Department of Radiation Oncology, Mayo Clinic, Rochester, MN, USA.
Department of Biomedical Statistics and Informatics, Mayo Clinic, Rochester, MN, USA.
J Hematol Oncol. 2022 Mar 26;15(1):36. doi: 10.1186/s13045-022-01256-w.
F-18 fluorodeoxyglucose positron emission tomography computed tomography (PET/CT) is used to assess response of non-Hodgkin lymphoma (NHL) to chimeric antigen receptor T cell (CAR-T) therapy. We sought to describe metabolic and volumetric PET prognostic factors at one month post-CAR-T and identify which patients with partial response (PR) or stable disease (SD) are most likely to subsequently achieve complete response (CR), and which will develop progressive disease (PD) and death.
Sixty-nine patients with NHL received axicabtagene ciloleucel CAR-T therapy. One-month post-CAR-T infusion and PET/CT scans were segmented with a fixed absolute SUV maximum (SUVMax) threshold of 2.5 using a semiautomated workflow with manual modification to exclude physiologic uptake as needed. Metabolic tumor volume (MTV), total lesion glycolysis (TLG), SUVMax, and other lesion characteristics were calculated and associated with risk of PD and death.
Patients with total MTV > 180 cc, presence of bone or parenchymal disease, SUVMax > 10, single lesion TLG > 245 g, or > 2 total lesions had increased risk of death. Patients with total MTV > 55 cc, total TLG > 250 cc, SUV Max > 10, or > 2 total lesions had increased risk of PD. For the subset of 28 patients with PR/SD, higher SUVMax was associated with increased risk of subsequent PD and death. While 86% of patients who had SUVMax ≥ 10 eventually had PD (HR 3.63, 1.13-11.66, p = 0.03), only 36% of those with SUVMax < 10 had PD.
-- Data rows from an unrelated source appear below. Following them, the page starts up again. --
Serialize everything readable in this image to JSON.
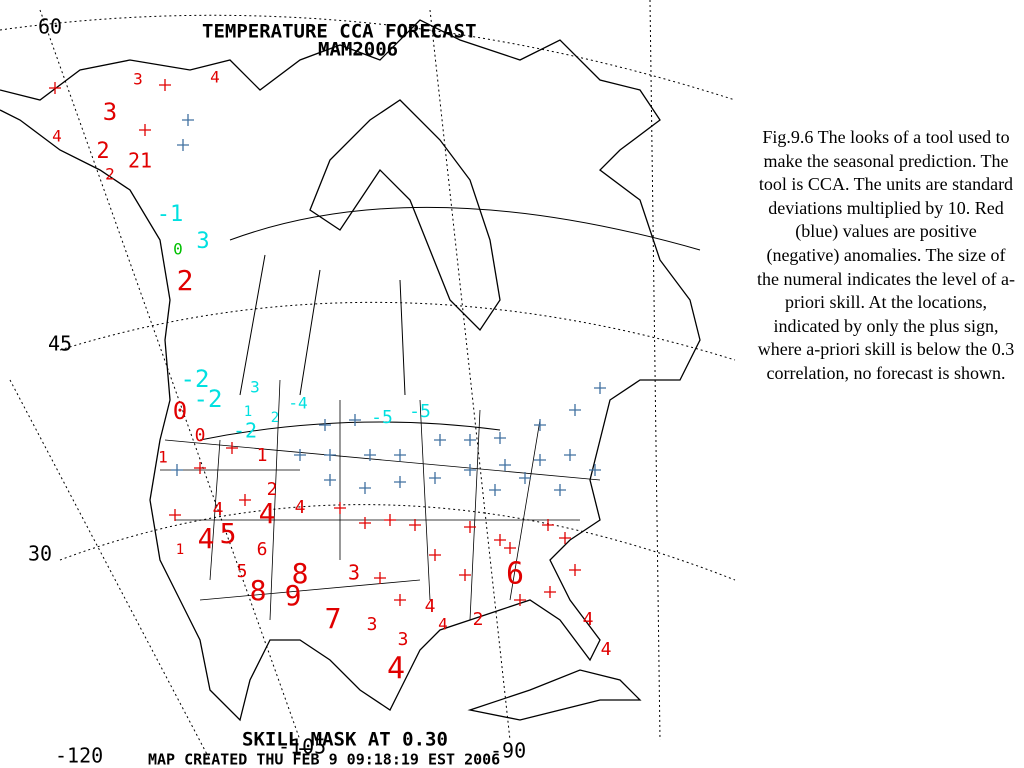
{
  "map": {
    "title": "TEMPERATURE CCA FORECAST",
    "subtitle": "MAM2006",
    "footer": "SKILL_MASK AT 0.30",
    "credit": "MAP CREATED THU FEB 9 09:18:19 EST 2006",
    "lat_labels": [
      "60",
      "45",
      "30"
    ],
    "lon_labels": [
      "-120",
      "-105",
      "-90"
    ],
    "anomalies": [
      {
        "label": "3",
        "color": "#e00000"
      },
      {
        "label": "4",
        "color": "#e00000"
      },
      {
        "label": "3",
        "color": "#e00000"
      },
      {
        "label": "4",
        "color": "#e00000"
      },
      {
        "label": "2",
        "color": "#e00000"
      },
      {
        "label": "2",
        "color": "#e00000"
      },
      {
        "label": "21",
        "color": "#e00000"
      },
      {
        "label": "-1",
        "color": "#00e0e0"
      },
      {
        "label": "3",
        "color": "#00e0e0"
      },
      {
        "label": "0",
        "color": "#00c000"
      },
      {
        "label": "2",
        "color": "#e00000"
      },
      {
        "label": "-2",
        "color": "#00e0e0"
      },
      {
        "label": "-2",
        "color": "#00e0e0"
      },
      {
        "label": "3",
        "color": "#00e0e0"
      },
      {
        "label": "-4",
        "color": "#00e0e0"
      },
      {
        "label": "1",
        "color": "#00e0e0"
      },
      {
        "label": "2",
        "color": "#00e0e0"
      },
      {
        "label": "-2",
        "color": "#00e0e0"
      },
      {
        "label": "-5",
        "color": "#00e0e0"
      },
      {
        "label": "-5",
        "color": "#00e0e0"
      },
      {
        "label": "0",
        "color": "#e00000"
      },
      {
        "label": "0",
        "color": "#e00000"
      },
      {
        "label": "1",
        "color": "#e00000"
      },
      {
        "label": "1",
        "color": "#e00000"
      },
      {
        "label": "2",
        "color": "#e00000"
      },
      {
        "label": "4",
        "color": "#e00000"
      },
      {
        "label": "4",
        "color": "#e00000"
      },
      {
        "label": "4",
        "color": "#e00000"
      },
      {
        "label": "4",
        "color": "#e00000"
      },
      {
        "label": "5",
        "color": "#e00000"
      },
      {
        "label": "6",
        "color": "#e00000"
      },
      {
        "label": "1",
        "color": "#e00000"
      },
      {
        "label": "5",
        "color": "#e00000"
      },
      {
        "label": "8",
        "color": "#e00000"
      },
      {
        "label": "8",
        "color": "#e00000"
      },
      {
        "label": "9",
        "color": "#e00000"
      },
      {
        "label": "3",
        "color": "#e00000"
      },
      {
        "label": "7",
        "color": "#e00000"
      },
      {
        "label": "3",
        "color": "#e00000"
      },
      {
        "label": "4",
        "color": "#e00000"
      },
      {
        "label": "3",
        "color": "#e00000"
      },
      {
        "label": "4",
        "color": "#e00000"
      },
      {
        "label": "2",
        "color": "#e00000"
      },
      {
        "label": "4",
        "color": "#e00000"
      },
      {
        "label": "6",
        "color": "#e00000"
      },
      {
        "label": "4",
        "color": "#e00000"
      },
      {
        "label": "4",
        "color": "#e00000"
      }
    ]
  },
  "caption": "Fig.9.6 The looks of a tool used to make the seasonal prediction. The tool is CCA. The units are standard deviations multiplied by 10. Red (blue) values are positive (negative) anomalies. The size of the numeral indicates the level of a-priori skill. At the locations, indicated by only the plus sign, where a-priori skill is below the 0.3 correlation, no forecast is shown."
}
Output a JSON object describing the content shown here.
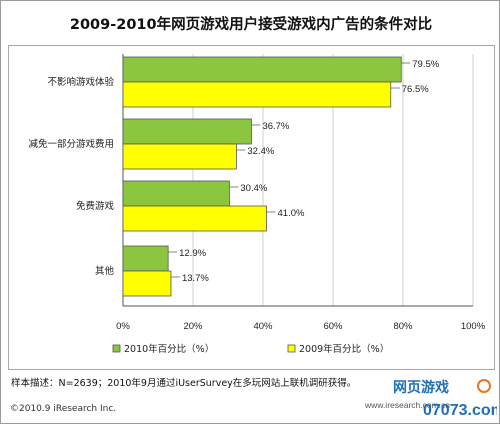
{
  "chart_data": {
    "type": "bar",
    "orientation": "horizontal",
    "title": "2009-2010年网页游戏用户接受游戏内广告的条件对比",
    "categories": [
      "不影响游戏体验",
      "减免一部分游戏费用",
      "免费游戏",
      "其他"
    ],
    "series": [
      {
        "name": "2010年百分比（%）",
        "color": "#8cc63f",
        "values": [
          79.5,
          36.7,
          30.4,
          12.9
        ]
      },
      {
        "name": "2009年百分比（%）",
        "color": "#ffff00",
        "values": [
          76.5,
          32.4,
          41.0,
          13.7
        ]
      }
    ],
    "value_labels": [
      [
        "79.5%",
        "36.7%",
        "30.4%",
        "12.9%"
      ],
      [
        "76.5%",
        "32.4%",
        "41.0%",
        "13.7%"
      ]
    ],
    "xlim": [
      0,
      100
    ],
    "x_ticks": [
      0,
      20,
      40,
      60,
      80,
      100
    ],
    "x_tick_labels": [
      "0%",
      "20%",
      "40%",
      "60%",
      "80%",
      "100%"
    ],
    "gridlines": true,
    "legend_position": "bottom"
  },
  "footer": {
    "note": "样本描述：N=2639；2010年9月通过iUserSurvey在多玩网站上联机调研获得。",
    "copyright": "©2010.9 iResearch Inc.",
    "website": "www.iresearch.com.cn"
  },
  "watermark": {
    "text_top": "网页游戏",
    "text_bottom": "07073.com"
  }
}
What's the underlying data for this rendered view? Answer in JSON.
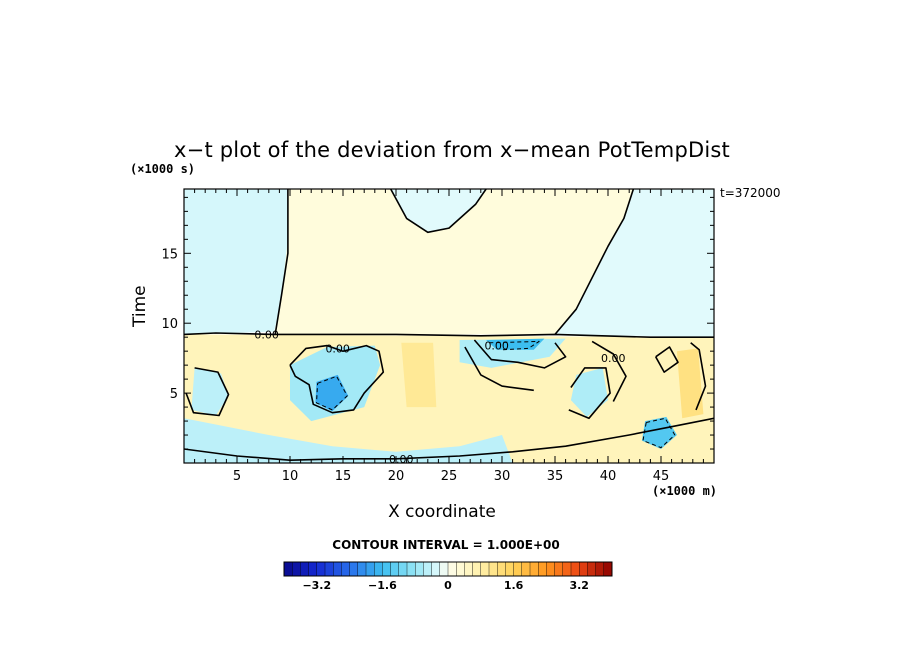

Higher SUVMax at one month post-CAR-T is associated with higher risk of PD and death. SUVMax ≥ 10 may be useful in guiding early salvage treatment decisions in patients with SD/PR at one month.
F-18 氟代脱氧葡萄糖正电子发射断层扫描计算机断层扫描(PET/CT)用于评估嵌合抗原受体 T 细胞(CAR-T)治疗非霍奇金淋巴瘤(NHL)的反应。我们旨在描述 CAR-T 后一个月的代谢和容积 PET 预后因素,并确定哪些部分缓解(PR)或疾病稳定(SD)的患者最有可能随后获得完全缓解(CR),哪些患者将发展为进展性疾病(PD)和死亡。
69 例 NHL 患者接受 axicabtagene ciloleucel CAR-T 治疗。在 CAR-T 输注后一个月进行 PET/CT 扫描,并使用半自动工作流程,通过手动修改来排除生理性摄取,以固定的绝对 SUV 最大值(SUVMax)阈值 2.5 对其进行分段。计算代谢肿瘤体积(MTV)、总病变糖酵解(TLG)、SUVMax 和其他病变特征,并将其与 PD 和死亡的风险相关联。
总 MTV>180 cc、存在骨或实质疾病、SUVMax>10、单个病变 TLG>245 g 或>2 个总病变的患者死亡风险增加。总 MTV>55 cc、总 TLG>250 cc、SUVMax>10 或>2 个总病变的患者 PD 风险增加。对于 28 例 PR/SD 患者亚组,SUVMax 较高与随后 PD 和死亡的风险增加相关。虽然 SUVMax≥10 的患者中有 86%最终发生 PD(HR 3.63,1.13-11.66,p=0.03),但 SUVMax<10 的患者中只有 36%发生 PD。
CAR-T 后一个月 SUVMax 较高与 PD 和死亡的风险增加相关。SUVMax≥10 可能有助于指导在 CAR-T 后一个月 SD/PR 患者中早期挽救治疗决策。